SCRum-9: Multilingual Stance Classification over Rumours on Social Media
Yue Li, Jake Vasilakes, Zhixue Zhao, Carolina Scarton
公開日: 2025/5/25
Abstract
We introduce SCRum-9, the largest multilingual Stance Classification dataset for Rumour analysis in 9 languages, containing 7,516 tweets from X. SCRum-9 goes beyond existing stance classification datasets by covering more languages, linking examples to more fact-checked claims (2.1k), and including confidence-related annotations from multiple annotators to account for intra- and inter-annotator variability. Annotations were made by at least two native speakers per language, totalling more than 405 hours of annotation and 8,150 dollars in compensation.
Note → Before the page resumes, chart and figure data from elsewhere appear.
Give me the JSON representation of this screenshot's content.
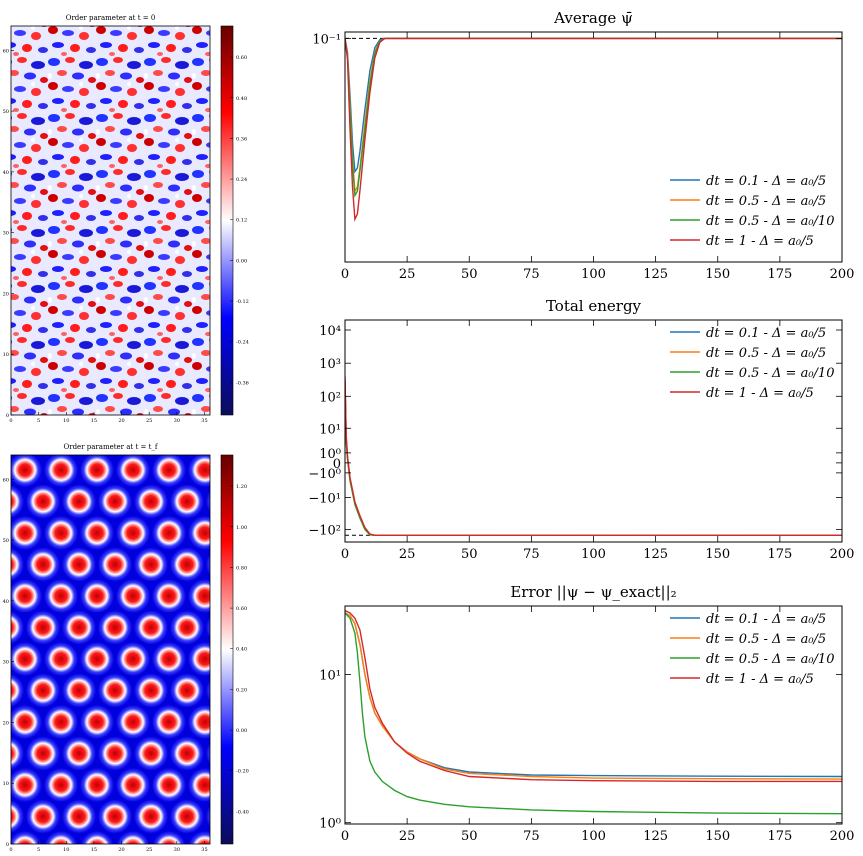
{
  "heatmaps": [
    {
      "title": "Order parameter at t = 0",
      "x_ticks": [
        0,
        5,
        10,
        15,
        20,
        25,
        30,
        35
      ],
      "y_ticks": [
        0,
        10,
        20,
        30,
        40,
        50,
        60
      ],
      "colorbar_ticks": [
        "0.60",
        "0.48",
        "0.36",
        "0.24",
        "0.12",
        "0.00",
        "-0.12",
        "-0.24",
        "-0.36"
      ],
      "colorbar_colors": [
        "#0d0d5a",
        "#0000ff",
        "#ffffff",
        "#ff0000",
        "#660000"
      ]
    },
    {
      "title": "Order parameter at t = t_f",
      "x_ticks": [
        0,
        5,
        10,
        15,
        20,
        25,
        30,
        35
      ],
      "y_ticks": [
        0,
        10,
        20,
        30,
        40,
        50,
        60
      ],
      "colorbar_ticks": [
        "1.20",
        "1.00",
        "0.80",
        "0.60",
        "0.40",
        "0.20",
        "0.00",
        "-0.20",
        "-0.40"
      ],
      "colorbar_colors": [
        "#0d0d5a",
        "#0000ff",
        "#ffffff",
        "#ff0000",
        "#660000"
      ]
    }
  ],
  "series_legend": [
    {
      "name": "dt = 0.1 - Δ = a₀/5",
      "color": "#1f77b4"
    },
    {
      "name": "dt = 0.5 - Δ = a₀/5",
      "color": "#ff7f0e"
    },
    {
      "name": "dt = 0.5 - Δ = a₀/10",
      "color": "#2ca02c"
    },
    {
      "name": "dt = 1 - Δ = a₀/5",
      "color": "#d62728"
    }
  ],
  "chart_data": [
    {
      "type": "line",
      "title": "Average ψ̄",
      "xlabel": "",
      "ylabel": "",
      "xlim": [
        0,
        200
      ],
      "x_ticks": [
        "0",
        "25",
        "50",
        "75",
        "100",
        "125",
        "150",
        "175",
        "200"
      ],
      "y_ticks": [
        "10⁻¹"
      ],
      "y_scale": "log",
      "reference_line": 0.1,
      "legend_position": "lower-right",
      "series": [
        {
          "name": "dt = 0.1 - Δ = a₀/5",
          "x": [
            0,
            1,
            2,
            3,
            4,
            5,
            6,
            8,
            10,
            12,
            14,
            16,
            200
          ],
          "values": [
            0.1,
            0.09,
            0.065,
            0.045,
            0.036,
            0.037,
            0.042,
            0.058,
            0.078,
            0.093,
            0.099,
            0.1,
            0.1
          ]
        },
        {
          "name": "dt = 0.5 - Δ = a₀/5",
          "x": [
            0,
            1,
            2,
            3,
            4,
            5,
            6,
            8,
            10,
            12,
            14,
            16,
            200
          ],
          "values": [
            0.1,
            0.088,
            0.06,
            0.04,
            0.031,
            0.032,
            0.037,
            0.052,
            0.072,
            0.09,
            0.098,
            0.1,
            0.1
          ]
        },
        {
          "name": "dt = 0.5 - Δ = a₀/10",
          "x": [
            0,
            1,
            2,
            3,
            4,
            5,
            6,
            8,
            10,
            12,
            14,
            16,
            200
          ],
          "values": [
            0.1,
            0.087,
            0.058,
            0.038,
            0.03,
            0.031,
            0.036,
            0.05,
            0.07,
            0.089,
            0.098,
            0.1,
            0.1
          ]
        },
        {
          "name": "dt = 1 - Δ = a₀/5",
          "x": [
            0,
            1,
            2,
            3,
            4,
            5,
            6,
            8,
            10,
            12,
            14,
            16,
            200
          ],
          "values": [
            0.1,
            0.085,
            0.05,
            0.032,
            0.025,
            0.026,
            0.031,
            0.046,
            0.066,
            0.086,
            0.097,
            0.1,
            0.1
          ]
        }
      ]
    },
    {
      "type": "line",
      "title": "Total energy",
      "xlabel": "",
      "ylabel": "",
      "xlim": [
        0,
        200
      ],
      "x_ticks": [
        "0",
        "25",
        "50",
        "75",
        "100",
        "125",
        "150",
        "175",
        "200"
      ],
      "y_ticks": [
        "10⁴",
        "10³",
        "10²",
        "10¹",
        "10⁰",
        "0",
        "−10⁰",
        "−10¹",
        "−10²"
      ],
      "y_scale": "symlog",
      "reference_line": -150,
      "legend_position": "top-right",
      "series": [
        {
          "name": "dt = 0.1 - Δ = a₀/5",
          "x": [
            0,
            0.5,
            1,
            2,
            3,
            4,
            6,
            8,
            10,
            12,
            200
          ],
          "values": [
            300,
            5,
            0.5,
            -2,
            -6,
            -15,
            -40,
            -90,
            -140,
            -150,
            -150
          ]
        },
        {
          "name": "dt = 0.5 - Δ = a₀/5",
          "x": [
            0,
            0.5,
            1,
            2,
            3,
            4,
            6,
            8,
            10,
            12,
            200
          ],
          "values": [
            250,
            4,
            0.4,
            -2.2,
            -6.5,
            -16,
            -42,
            -95,
            -142,
            -150,
            -150
          ]
        },
        {
          "name": "dt = 0.5 - Δ = a₀/10",
          "x": [
            0,
            0.5,
            1,
            2,
            3,
            4,
            6,
            8,
            10,
            12,
            200
          ],
          "values": [
            200,
            3,
            0.3,
            -2.5,
            -7,
            -17,
            -45,
            -100,
            -145,
            -150,
            -150
          ]
        },
        {
          "name": "dt = 1 - Δ = a₀/5",
          "x": [
            0,
            0.5,
            1,
            2,
            3,
            4,
            6,
            8,
            10,
            12,
            200
          ],
          "values": [
            400,
            6,
            0.6,
            -1.8,
            -5.5,
            -14,
            -38,
            -88,
            -138,
            -150,
            -150
          ]
        }
      ]
    },
    {
      "type": "line",
      "title": "Error ||ψ − ψ_exact||₂",
      "xlabel": "",
      "ylabel": "",
      "xlim": [
        0,
        200
      ],
      "ylim": [
        0.98,
        29
      ],
      "x_ticks": [
        "0",
        "25",
        "50",
        "75",
        "100",
        "125",
        "150",
        "175",
        "200"
      ],
      "y_ticks": [
        "10¹",
        "10⁰"
      ],
      "y_scale": "log",
      "legend_position": "top-right",
      "series": [
        {
          "name": "dt = 0.1 - Δ = a₀/5",
          "x": [
            0,
            2,
            4,
            6,
            8,
            10,
            12,
            15,
            20,
            25,
            30,
            40,
            50,
            75,
            100,
            150,
            200
          ],
          "values": [
            26,
            25,
            22,
            16,
            10,
            7,
            5.5,
            4.5,
            3.5,
            3.0,
            2.7,
            2.35,
            2.2,
            2.1,
            2.08,
            2.06,
            2.05
          ]
        },
        {
          "name": "dt = 0.5 - Δ = a₀/5",
          "x": [
            0,
            2,
            4,
            6,
            8,
            10,
            12,
            15,
            20,
            25,
            30,
            40,
            50,
            75,
            100,
            150,
            200
          ],
          "values": [
            26,
            25,
            22,
            16,
            10,
            7,
            5.5,
            4.5,
            3.5,
            3.0,
            2.7,
            2.3,
            2.15,
            2.05,
            2.0,
            1.98,
            1.97
          ]
        },
        {
          "name": "dt = 0.5 - Δ = a₀/10",
          "x": [
            0,
            2,
            4,
            5,
            6,
            7,
            8,
            10,
            12,
            15,
            20,
            25,
            30,
            40,
            50,
            75,
            100,
            150,
            200
          ],
          "values": [
            26,
            24,
            19,
            14,
            9,
            5.5,
            3.8,
            2.6,
            2.2,
            1.9,
            1.65,
            1.5,
            1.42,
            1.33,
            1.28,
            1.22,
            1.19,
            1.16,
            1.15
          ]
        },
        {
          "name": "dt = 1 - Δ = a₀/5",
          "x": [
            0,
            2,
            4,
            6,
            8,
            10,
            12,
            15,
            20,
            25,
            30,
            40,
            50,
            75,
            100,
            150,
            200
          ],
          "values": [
            27,
            26,
            24,
            20,
            13,
            8,
            6,
            4.7,
            3.5,
            2.95,
            2.6,
            2.25,
            2.05,
            1.95,
            1.92,
            1.9,
            1.9
          ]
        }
      ]
    }
  ]
}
Further, SCRum-9 is used to benchmark five large language models (LLMs) and two multilingual masked language models (MLMs) in In-Context Learning (ICL) and fine-tuning setups. This paper also innovates by exploring the use of multilingual synthetic data for rumour stance classification, showing that even LLMs with weak ICL performance can produce valuable synthetic data for fine-tuning small MLMs, enabling them to achieve higher performance than zero-shot ICL in LLMs. Finally, we examine the relationship between model predictions and human uncertainty on ambiguous cases finding that model predictions often match the second-choice labels assigned by annotators, rather than diverging entirely from human judgments. SCRum-9 is publicly released to the research community with potential to foster further research on multilingual analysis of misleading narratives on social media.